(Mar. 10, 1840-Feb. 18, 1914). Fanny Van de Grift Stevenson, an Indianapolis native, attended the Third Ward School and the city’s first high school in University Square, where she demonstrated a flair for composition and art. She married Samuel Osbourne in 1857. With Samuel, she had three children. She embarked with her children for Europe in 1875 to study art when her marriage with Samuel turned sour. While residing at Grez, France, an artists’ colony, she met the author Robert Louis Stevenson.
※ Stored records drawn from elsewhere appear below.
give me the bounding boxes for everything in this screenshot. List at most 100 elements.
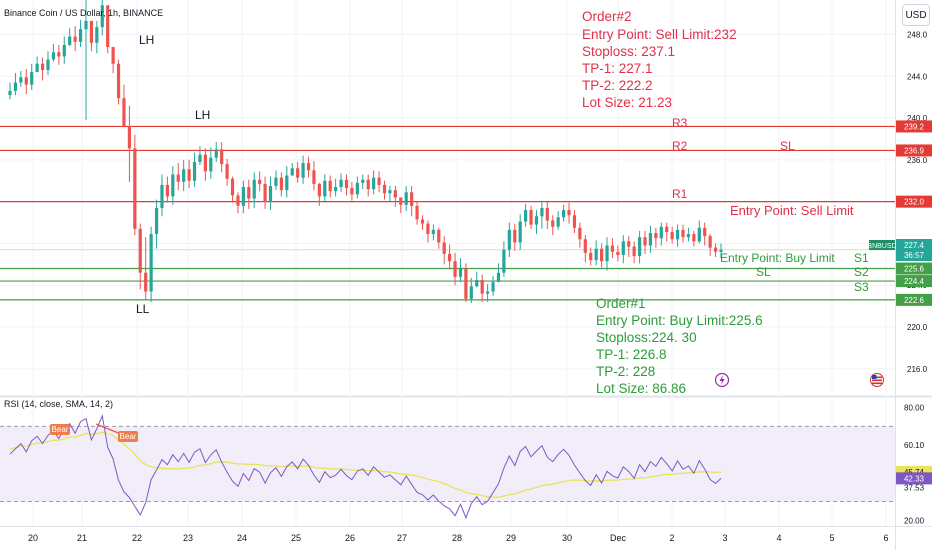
- swing-label-ll: LL: [136, 302, 150, 316]
- price-line-tag-bg: [896, 275, 932, 288]
- price-tick-label: 220.0: [907, 323, 928, 332]
- order2-line: Order#2: [582, 9, 632, 24]
- time-tick-label: 5: [829, 533, 834, 543]
- price-line-tag: 222.6: [904, 296, 925, 305]
- line-label-r3: R3: [672, 116, 688, 130]
- rsi-tick-label: 20.00: [904, 516, 925, 525]
- candle-body: [290, 168, 294, 176]
- candle-body: [464, 268, 468, 299]
- line-label-s2: S2: [854, 265, 869, 279]
- candle-body: [350, 188, 354, 195]
- candle-body: [556, 217, 560, 227]
- price-line-tag: 236.9: [904, 146, 925, 155]
- candle-body: [583, 239, 587, 253]
- candle-body: [144, 272, 148, 292]
- candle-body: [518, 221, 522, 243]
- price-line-tag: 225.6: [904, 265, 925, 274]
- candle-body: [230, 178, 235, 196]
- us-flag-icon[interactable]: [870, 373, 884, 387]
- time-tick-label: 6: [883, 533, 888, 543]
- currency-button[interactable]: USD: [902, 4, 930, 26]
- candle-body: [648, 233, 653, 246]
- candle-body: [100, 5, 104, 28]
- candle-body: [285, 175, 289, 191]
- candle-body: [138, 228, 142, 273]
- price-tick-label: 244.0: [907, 72, 928, 81]
- candle-body: [675, 229, 680, 240]
- lightning-icon[interactable]: [714, 372, 730, 388]
- bear-label: Bear: [52, 425, 69, 434]
- candle-body: [339, 179, 343, 188]
- candle-body: [551, 220, 555, 227]
- last-price-tag-bg: [896, 239, 932, 261]
- candle-body: [334, 187, 338, 192]
- candle-body: [46, 59, 50, 71]
- candle-body: [567, 210, 571, 216]
- candle-body: [198, 154, 202, 162]
- candle-body: [13, 82, 18, 91]
- candle-body: [486, 291, 490, 294]
- line-label-s3: S3: [854, 280, 869, 294]
- time-tick-label: Dec: [610, 533, 627, 543]
- bear-marker-1: Bear: [50, 424, 70, 435]
- time-tick-label: 3: [722, 533, 727, 543]
- price-line-tag-bg: [896, 262, 932, 275]
- candle-body: [133, 148, 137, 229]
- candle-body: [388, 190, 392, 194]
- candle-body: [355, 182, 359, 195]
- candle-body: [599, 248, 604, 262]
- candle-body: [404, 192, 408, 205]
- candle-body: [507, 229, 511, 250]
- order1-line: TP-2: 228: [596, 364, 655, 379]
- order1-note: Order#1 Entry Point: Buy Limit:225.6 Sto…: [596, 296, 763, 396]
- candle-body: [78, 29, 83, 42]
- candle-body: [24, 77, 28, 85]
- time-tick-label: 2: [669, 533, 674, 543]
- candle-body: [697, 227, 701, 242]
- candle-body: [182, 169, 186, 182]
- rsi-axis[interactable]: 80.00 60.10 37.53 20.00: [904, 404, 925, 526]
- candle-body: [160, 184, 164, 208]
- price-tick-label: 236.0: [907, 156, 928, 165]
- candle-body: [236, 195, 240, 206]
- stoploss-label-bottom: SL: [756, 265, 771, 279]
- candle-body: [719, 249, 723, 252]
- symbol-title[interactable]: Binance Coin / US Dollar, 1h, BINANCE: [4, 8, 163, 18]
- rsi-title[interactable]: RSI (14, close, SMA, 14, 2): [4, 399, 113, 409]
- sell-limit-label: Entry Point: Sell Limit: [730, 203, 854, 218]
- price-tick-label: 248.0: [907, 30, 928, 39]
- price-line-tag-bg: [896, 293, 932, 306]
- rsi-value-tag: 42.33: [904, 474, 925, 483]
- swing-label-lh: LH: [195, 108, 210, 122]
- candle-body: [502, 249, 506, 273]
- candle-body: [713, 247, 718, 252]
- candle-body: [686, 234, 691, 238]
- candle-body: [377, 177, 381, 185]
- time-axis[interactable]: 20 21 22 23 24 25 26 27 28 29 30 Dec 2 3 4 5 6: [28, 533, 889, 543]
- candle-body: [312, 170, 316, 184]
- price-tick-label: 240.0: [907, 114, 928, 123]
- candle-body: [344, 179, 349, 189]
- candle-body: [513, 229, 517, 243]
- order2-line: TP-1: 227.1: [582, 61, 653, 76]
- time-tick-label: 23: [183, 533, 193, 543]
- order1-line: Entry Point: Buy Limit:225.6: [596, 313, 763, 328]
- candle-body: [442, 242, 446, 254]
- rsi-line: [9, 414, 722, 520]
- time-tick-label: 24: [237, 533, 247, 543]
- bear-label: Bear: [120, 432, 137, 441]
- candle-body: [306, 162, 311, 171]
- candle-body: [89, 20, 94, 43]
- candle-body: [263, 183, 267, 202]
- line-label-r1: R1: [672, 187, 688, 201]
- candle-body: [637, 237, 642, 256]
- candle-body: [328, 180, 332, 192]
- candle-body: [301, 162, 305, 178]
- time-tick-label: 30: [562, 533, 572, 543]
- candle-body: [524, 210, 528, 222]
- candle-body: [534, 216, 539, 225]
- candle-body: [540, 207, 544, 217]
- candle-body: [192, 161, 197, 181]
Fanny returned to the United States in 1879 and divorced Osbourne in January 1880. On May 19, 1880, Fanny and Stevenson married. They began a nomadic life seeking a climate that would benefit Robert’s delicate health, eventually settling on Upolu, Samoa. Fanny collaborated with Robert as critic, muse, and nurse until his death in 1894, after which she returned to the United States.

Shortly after the completion of her book, The Cruise Of The “Janet Nichol” (1914), she suffered a fatal cerebral hemorrhage. Fanny’s ashes were buried on Mt. Vaea, Samoa, beside Robert Louis Stevenson’s grave. Her account of life in the Pacific, Our Samoan Adventure (1955), was published posthumously.